You do not need a TV licence to watch:
- Non-BBC programmes on online catch up services
- Videos or DVDs
- Clips on websites like YouTube
A single TV licence covers all of the following in a single property:
- TV sets
- Mobile phones
- Any other device that can receive a TV signal
How much does a TV licence cost?
A TV licence costs £157.50 (or £53 for a black and white TV), and lasts for a whole year.
There are a range of ways people can choose to pay for their licence, so you should be able to figure out a system that works for you.
You can pay for your licence yearly, which means paying for it once every 12 months. Alternatively, you can spread the cost over 12 months, paying around £26.25 per month for the first six months, then £13.12 for the rest of the year.
You can also pay for it on a weekly or fortnightly basis.
You can buy your licence via the TV licencing website, here. If you don’t purchase a TV licence, but still watch live TV and BBC broadcasts, then you could be faced with a fine of up to £1,000.
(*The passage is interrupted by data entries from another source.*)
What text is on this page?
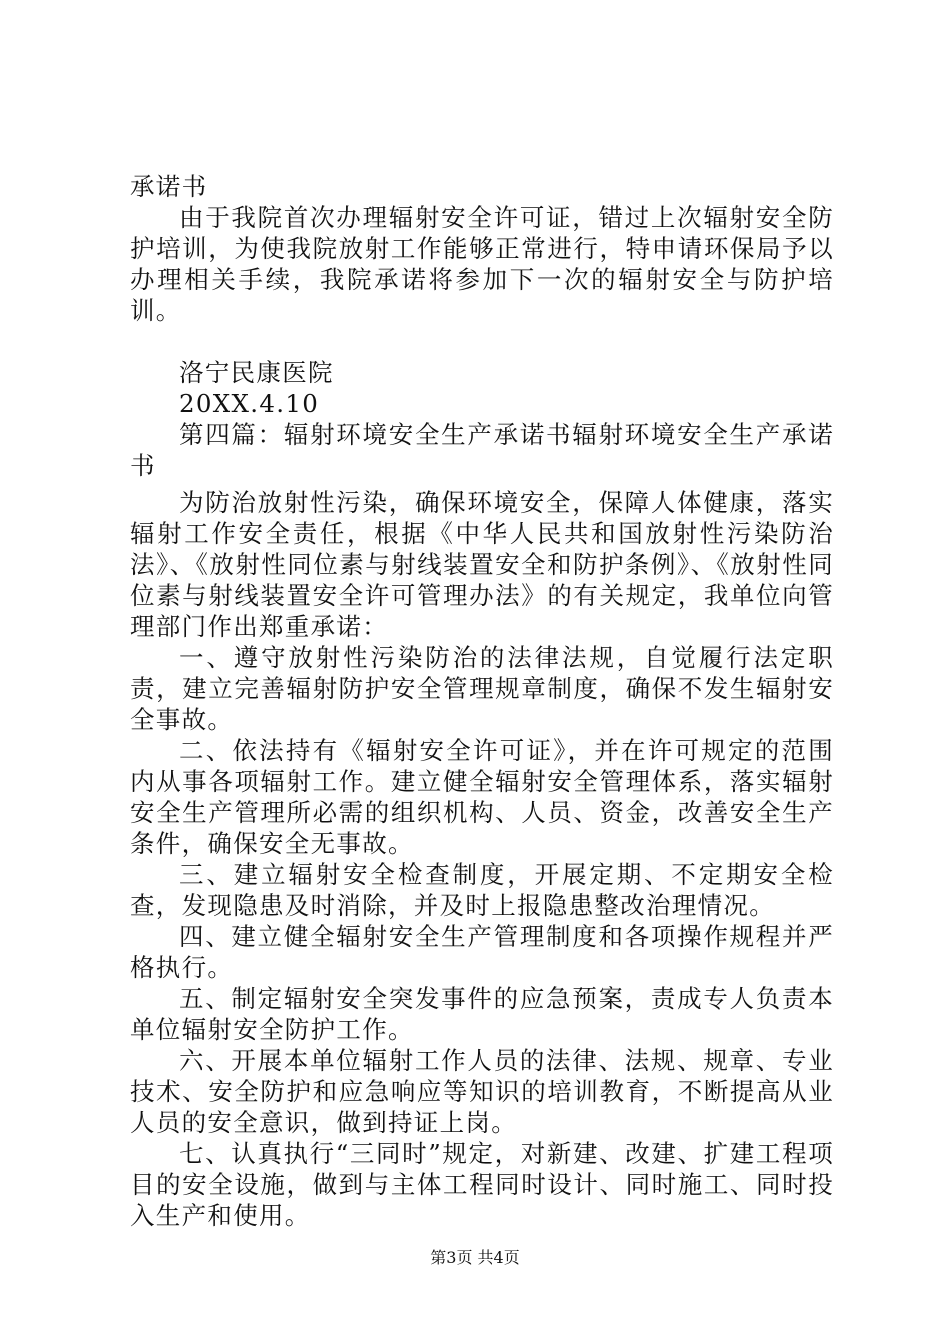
承诺书

由于我院首次办理辐射安全许可证，错过上次辐射安全防护培训，为使我院放射工作能够正常进行，特申请环保局予以办理相关手续，我院承诺将参加下一次的辐射安全与防护培训。

洛宁民康医院

20XX.4.10

第四篇：辐射环境安全生产承诺书辐射环境安全生产承诺书

为防治放射性污染，确保环境安全，保障人体健康，落实辐射工作安全责任，根据《中华人民共和国放射性污染防治法》、《放射性同位素与射线装置安全和防护条例》、《放射性同位素与射线装置安全许可管理办法》的有关规定，我单位向管理部门作出郑重承诺：

一、遵守放射性污染防治的法律法规，自觉履行法定职责，建立完善辐射防护安全管理规章制度，确保不发生辐射安全事故。

二、依法持有《辐射安全许可证》，并在许可规定的范围内从事各项辐射工作。建立健全辐射安全管理体系，落实辐射安全生产管理所必需的组织机构、人员、资金，改善安全生产条件，确保安全无事故。

三、建立辐射安全检查制度，开展定期、不定期安全检查，发现隐患及时消除，并及时上报隐患整改治理情况。

四、建立健全辐射安全生产管理制度和各项操作规程并严格执行。

五、制定辐射安全突发事件的应急预案，责成专人负责本单位辐射安全防护工作。

六、开展本单位辐射工作人员的法律、法规、规章、专业技术、安全防护和应急响应等知识的培训教育，不断提高从业人员的安全意识，做到持证上岗。

七、认真执行“三同时”规定，对新建、改建、扩建工程项目的安全设施，做到与主体工程同时设计、同时施工、同时投入生产和使用。

第3页 共4页
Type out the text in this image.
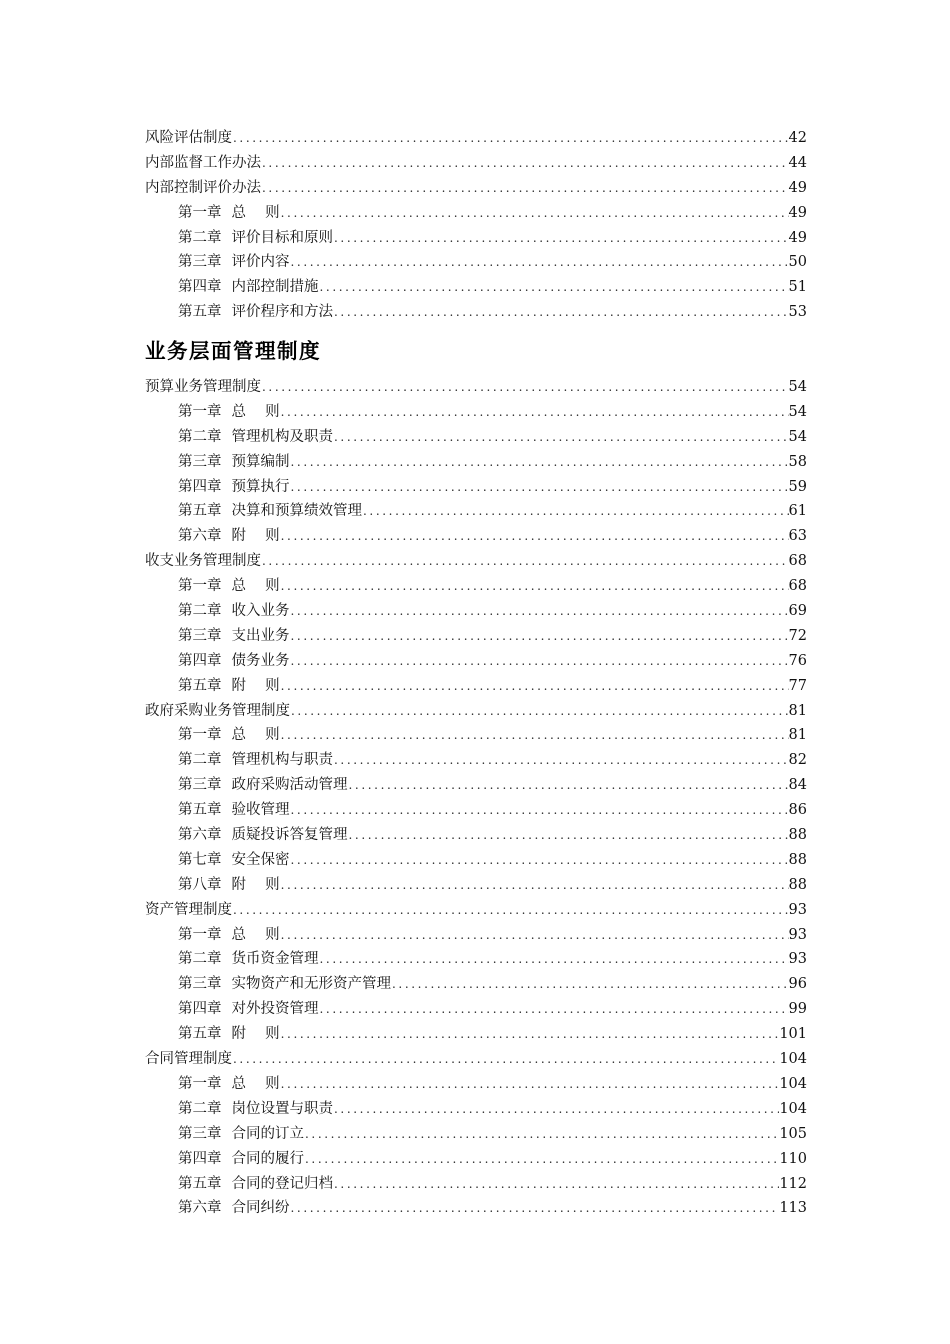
风险评估制度 .....	42
内部监督工作办法 .....	44
内部控制评价办法 .....	49
第一章 总　 则 .....	49
第二章 评价目标和原则 .....	49
第三章 评价内容 .....	50
第四章 内部控制措施 .....	51
第五章 评价程序和方法 .....	53
业务层面管理制度
预算业务管理制度 .....	54
第一章 总　 则 .....	54
第二章 管理机构及职责 .....	54
第三章 预算编制 .....	58
第四章 预算执行 .....	59
第五章 决算和预算绩效管理 .....	61
第六章 附　 则 .....	63
收支业务管理制度 .....	68
第一章 总　 则 .....	68
第二章 收入业务 .....	69
第三章 支出业务 .....	72
第四章 债务业务 .....	76
第五章 附　 则 .....	77
政府采购业务管理制度 .....	81
第一章 总　 则 .....	81
第二章 管理机构与职责 .....	82
第三章 政府采购活动管理 .....	84
第五章 验收管理 .....	86
第六章 质疑投诉答复管理 .....	88
第七章 安全保密 .....	88
第八章 附　 则 .....	88
资产管理制度 .....	93
第一章 总　 则 .....	93
第二章 货币资金管理 .....	93
第三章 实物资产和无形资产管理 .....	96
第四章 对外投资管理 .....	99
第五章 附　 则 .....	101
合同管理制度 .....	104
第一章 总　 则 .....	104
第二章 岗位设置与职责 .....	104
第三章 合同的订立 .....	105
第四章 合同的履行 .....	110
第五章 合同的登记归档 .....	112
第六章 合同纠纷 .....	113
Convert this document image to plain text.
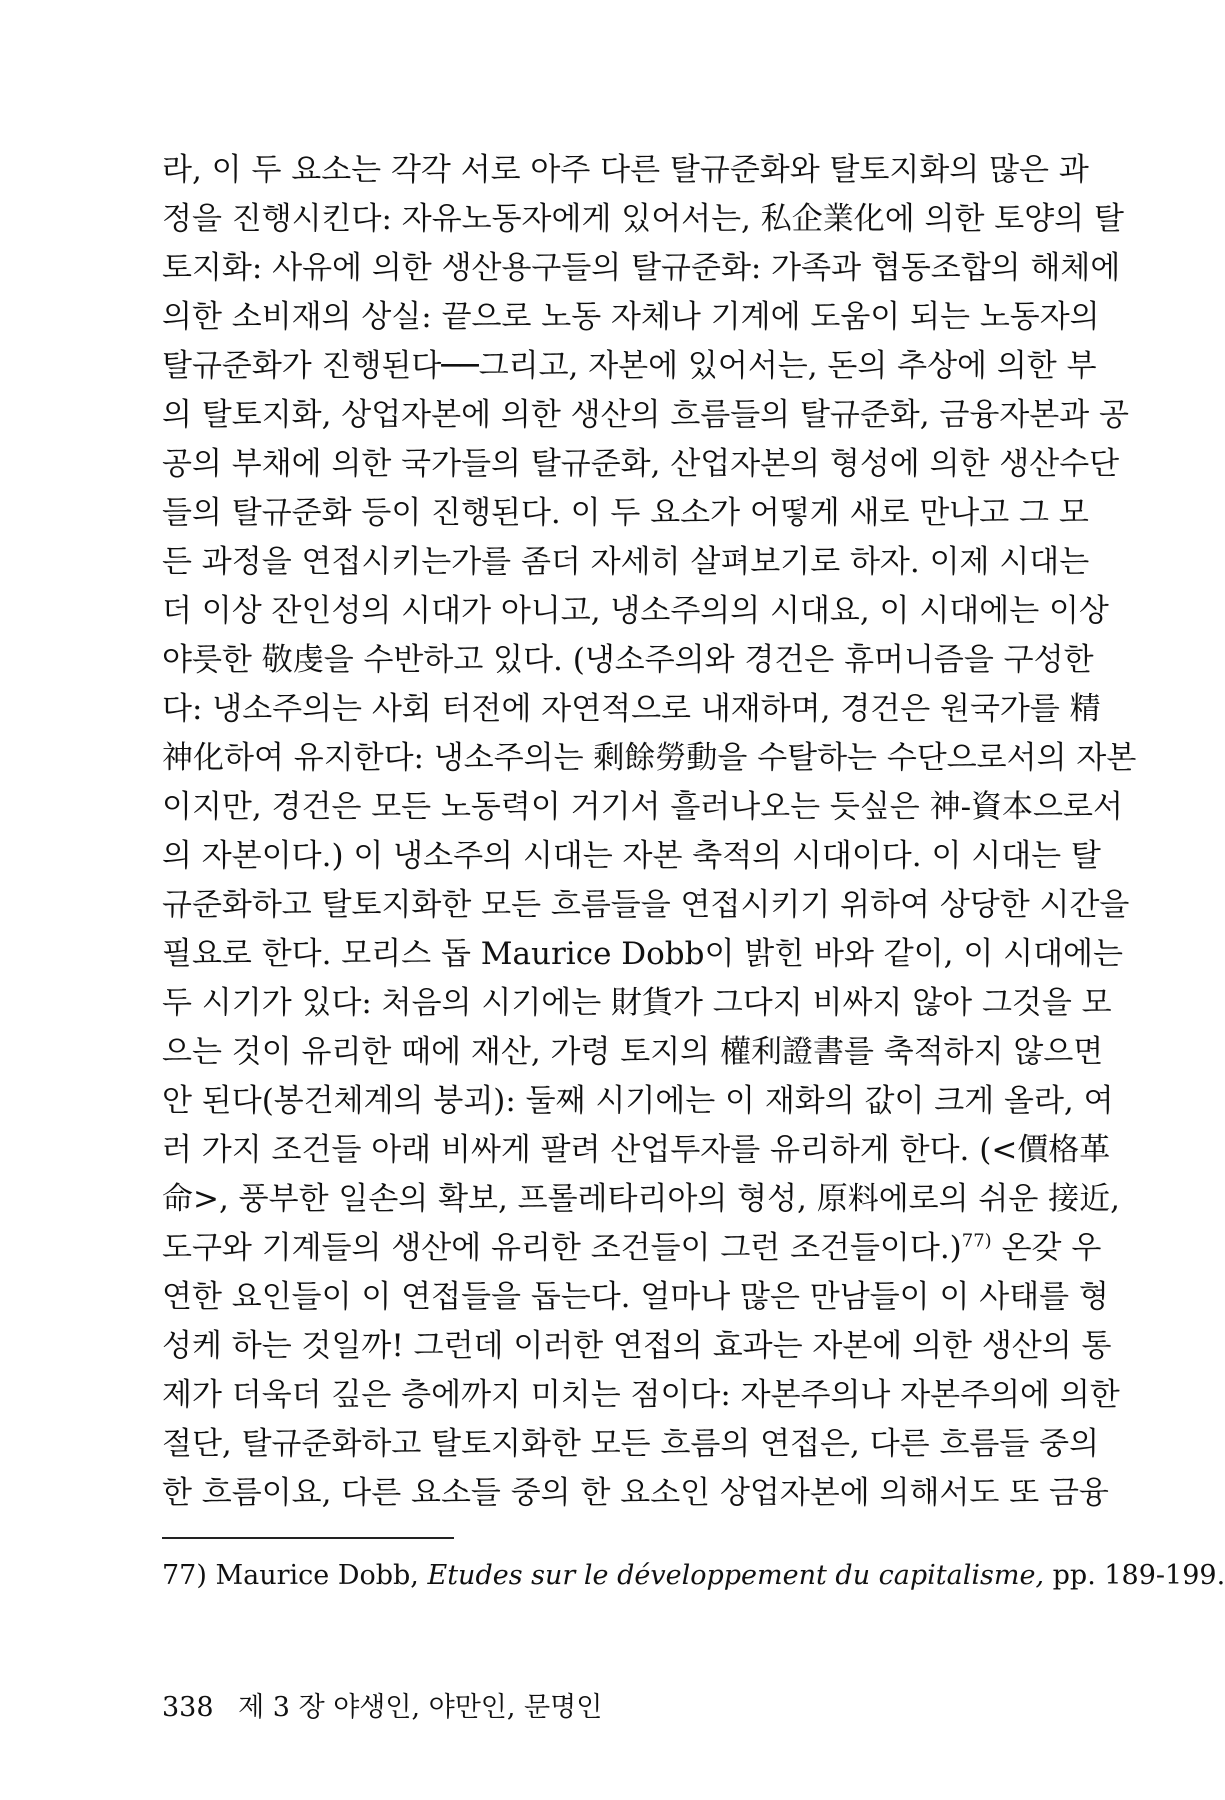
라, 이 두 요소는 각각 서로 아주 다른 탈규준화와 탈토지화의 많은 과
정을 진행시킨다: 자유노동자에게 있어서는, 私企業化에 의한 토양의 탈
토지화: 사유에 의한 생산용구들의 탈규준화: 가족과 협동조합의 해체에
의한 소비재의 상실: 끝으로 노동 자체나 기계에 도움이 되는 노동자의
탈규준화가 진행된다──그리고, 자본에 있어서는, 돈의 추상에 의한 부
의 탈토지화, 상업자본에 의한 생산의 흐름들의 탈규준화, 금융자본과 공
공의 부채에 의한 국가들의 탈규준화, 산업자본의 형성에 의한 생산수단
들의 탈규준화 등이 진행된다. 이 두 요소가 어떻게 새로 만나고 그 모
든 과정을 연접시키는가를 좀더 자세히 살펴보기로 하자. 이제 시대는
더 이상 잔인성의 시대가 아니고, 냉소주의의 시대요, 이 시대에는 이상
야릇한 敬虔을 수반하고 있다. (냉소주의와 경건은 휴머니즘을 구성한
다: 냉소주의는 사회 터전에 자연적으로 내재하며, 경건은 원국가를 精
神化하여 유지한다: 냉소주의는 剩餘勞動을 수탈하는 수단으로서의 자본
이지만, 경건은 모든 노동력이 거기서 흘러나오는 듯싶은 神-資本으로서
의 자본이다.) 이 냉소주의 시대는 자본 축적의 시대이다. 이 시대는 탈
규준화하고 탈토지화한 모든 흐름들을 연접시키기 위하여 상당한 시간을
필요로 한다. 모리스 돕 Maurice Dobb이 밝힌 바와 같이, 이 시대에는
두 시기가 있다: 처음의 시기에는 財貨가 그다지 비싸지 않아 그것을 모
으는 것이 유리한 때에 재산, 가령 토지의 權利證書를 축적하지 않으면
안 된다(봉건체계의 붕괴): 둘째 시기에는 이 재화의 값이 크게 올라, 여
러 가지 조건들 아래 비싸게 팔려 산업투자를 유리하게 한다. (<價格革
命>, 풍부한 일손의 확보, 프롤레타리아의 형성, 原料에로의 쉬운 接近,
도구와 기계들의 생산에 유리한 조건들이 그런 조건들이다.)$^{77)}$ 온갖 우
연한 요인들이 이 연접들을 돕는다. 얼마나 많은 만남들이 이 사태를 형
성케 하는 것일까! 그런데 이러한 연접의 효과는 자본에 의한 생산의 통
제가 더욱더 깊은 층에까지 미치는 점이다: 자본주의나 자본주의에 의한
절단, 탈규준화하고 탈토지화한 모든 흐름의 연접은, 다른 흐름들 중의
한 흐름이요, 다른 요소들 중의 한 요소인 상업자본에 의해서도 또 금융
77) Maurice Dobb, Etudes sur le développement du capitalisme, pp. 189-199.
338 제 3 장 야생인, 야만인, 문명인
Who is eligible for a free TV licence?
Previously, everyone over the age of 75 was eligible for a free TV licence, however, from 1 August, that will no longer be the case.
Those aged over 75 and in receipt of Pension Credit will be eligible for a free TV licence funded by the BBC, however, everyone else will still be required to pay for their licence.
You might be eligible for a discounted licence if you have a severe vision impairment.
If you are blind, you will qualify for a 50 per cent concession on your TV licence, which covers everyone else in your household regardless of their sight. If you are partially sighted, then you are not eligible for the discount.